When her 20-year old son became Aga Khan IV and the 49th Ismaili Imam in 1957, she accompanied him to his accession ceremonies in Africa and India, helping him to make the necessary arrangements and to deal with the world's leaders and media along the way. In 1983 she attended the ceremony in Karachi for the laying of the foundation stone of the Aga Khan University.

She was born Joan Barbara Yarde-Buller on April 22 1908, the eldest daughter of the 3rd Lord Churston by his marriage to the actress Jessie Smither. Miss Smither had appeared, under the name Denise Orme, playing the violin and singing at the Alhambra and the Gaiety. The couple were married secretly at the Kensington registry office in April 1907.

Lord Churston's family, rooted in Devon since Tudor times, came to prominence in the mid-18th century. His ancestor Sir Francis Buller, 1st Bt, was a judge of the Court of King's Bench, and then of the Common Pleas. Sir Francis's grandson John, Conservative MP for Devon from 1835 to 1858, was raised to the peerage as Baron Churston, of Churston Ferrers and Lupton, in Devon, in 1858.

Joan's father was ADC to the Viceroy of India, Lord Curzon (a former occupant of Hackwood), from 1902 to 1903, and then to the Duke of Connaught, from 1904 to 1906. She had three sisters, Denise, who married the 5th Lord Ebury, Lydia, who married the 13th Duke of Bedford, and Primrose, who married the 7th Earl Cadogan. In 1946, their mother became the third wife of the 7th Duke of Leinster.

Young Joan was vivacious and attractive. Although not quite as beautiful as her mother - Cecil Beaton once said that he was "fascinated by her [Joan's] subtle appearance, a strange paradox of prettiness and misshapen ugliness" - she possessed great charm and kindness of heart.

In 1927 she married the handsome and eligible Loel Guinness, a member of the Anglo-Irish brewing and banking family who was later one of the celebrated pilots of No 601 Squadron of the Auxiliary Air Force. Their son Patrick was killed in a motor accident in 1965, leaving a young family.

The marriage was dissolved in 1936, and shortly afterwards she married Prince Aly Khan, whom she had met at a dinner party at Deauville, when the Prince was seeing Thelma, Viscountess Furness. "I had been involved with several women," Prince Aly later said. "I was tired of trouble.

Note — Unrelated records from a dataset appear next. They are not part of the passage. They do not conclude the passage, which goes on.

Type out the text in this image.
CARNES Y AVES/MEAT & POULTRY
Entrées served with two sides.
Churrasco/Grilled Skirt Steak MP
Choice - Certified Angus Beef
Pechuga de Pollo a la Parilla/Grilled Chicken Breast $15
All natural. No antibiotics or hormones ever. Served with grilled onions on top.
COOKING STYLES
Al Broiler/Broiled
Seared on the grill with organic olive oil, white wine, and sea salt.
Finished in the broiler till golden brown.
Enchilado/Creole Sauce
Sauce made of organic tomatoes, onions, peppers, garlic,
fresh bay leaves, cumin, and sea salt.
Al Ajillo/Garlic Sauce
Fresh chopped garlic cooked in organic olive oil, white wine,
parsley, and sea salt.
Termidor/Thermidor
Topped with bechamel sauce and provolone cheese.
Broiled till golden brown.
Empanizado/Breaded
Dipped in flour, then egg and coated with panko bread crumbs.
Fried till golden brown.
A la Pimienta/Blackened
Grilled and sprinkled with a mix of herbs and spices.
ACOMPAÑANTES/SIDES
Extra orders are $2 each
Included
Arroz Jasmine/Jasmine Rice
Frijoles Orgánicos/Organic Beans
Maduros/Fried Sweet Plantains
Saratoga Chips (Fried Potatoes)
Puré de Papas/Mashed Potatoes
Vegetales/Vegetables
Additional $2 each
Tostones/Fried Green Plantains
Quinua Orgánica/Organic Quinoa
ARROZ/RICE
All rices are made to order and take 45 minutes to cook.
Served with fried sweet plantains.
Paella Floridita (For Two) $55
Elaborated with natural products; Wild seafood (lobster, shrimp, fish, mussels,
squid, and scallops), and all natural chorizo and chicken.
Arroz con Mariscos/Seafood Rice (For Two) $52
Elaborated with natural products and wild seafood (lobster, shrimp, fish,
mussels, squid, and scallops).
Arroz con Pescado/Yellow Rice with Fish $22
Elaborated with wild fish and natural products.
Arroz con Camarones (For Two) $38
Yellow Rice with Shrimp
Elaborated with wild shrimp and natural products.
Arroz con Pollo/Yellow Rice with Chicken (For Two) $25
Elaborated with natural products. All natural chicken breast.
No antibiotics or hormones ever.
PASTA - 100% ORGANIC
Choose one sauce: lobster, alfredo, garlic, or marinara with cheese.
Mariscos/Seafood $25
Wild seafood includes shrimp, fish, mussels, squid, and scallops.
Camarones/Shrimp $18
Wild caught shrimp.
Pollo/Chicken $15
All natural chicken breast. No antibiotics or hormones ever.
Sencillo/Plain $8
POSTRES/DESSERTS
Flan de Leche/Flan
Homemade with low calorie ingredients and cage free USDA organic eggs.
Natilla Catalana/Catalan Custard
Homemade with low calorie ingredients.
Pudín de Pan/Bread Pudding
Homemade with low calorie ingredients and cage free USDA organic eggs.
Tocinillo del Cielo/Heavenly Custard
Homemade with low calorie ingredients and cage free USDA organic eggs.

Joan was a sane and solid girl, and I thought if I married her, I would stay out of trouble."

Princess Joan's father-in-law was the immensely rich Sir Sultan Mahomed Shah, Aga Khan III, Imam of 15 million Ismaili Muslims, twice President of the League of Nations and the owner of five Derby winners.

Aga Khan III and the Duchess of Leinster were witnesses at his son's marriage to Joan in Paris. When Prince Aly and his new wife (who became a Muslim) visited Karachi, they were greeted by crowds of the faithful.

During the war they lived in Cairo. Prince Aly was serving in the Middle East, for a time on the staff of the French General Catroux. They had two sons, Princes Karim and Amyn.

Karim was nominated by his grandfather to succeed him as Aga Khan. By the time he did in 1957, Prince and Princess Aly Khan were divorced. Almost a decade earlier, the Prince had switched his attentions to the actress Rita Hayworth, whom he resolved to marry. In 1949 his marriage to Princess Joan had therefore been dissolved - though she had continued on excellent terms with Aga Khan III.

Besides remaining close to her sons and her grandchildren, she devoted the remainder of her life to providing affection and companionship for Lord Camrose, a member of the Fleet Street dynasty founded by his fatherthe 1st Viscount Camrose and his uncle Viscount Kemsley.

They were discreet about their friendship; but after more than 30 years they were married, quietly in Gibraltar, in March 1986, and they remained a devoted couple.

Lord Camrose died in 1995. His younger brother and heir, Lord Hartwell, disclaimed the Camrose peerage for life.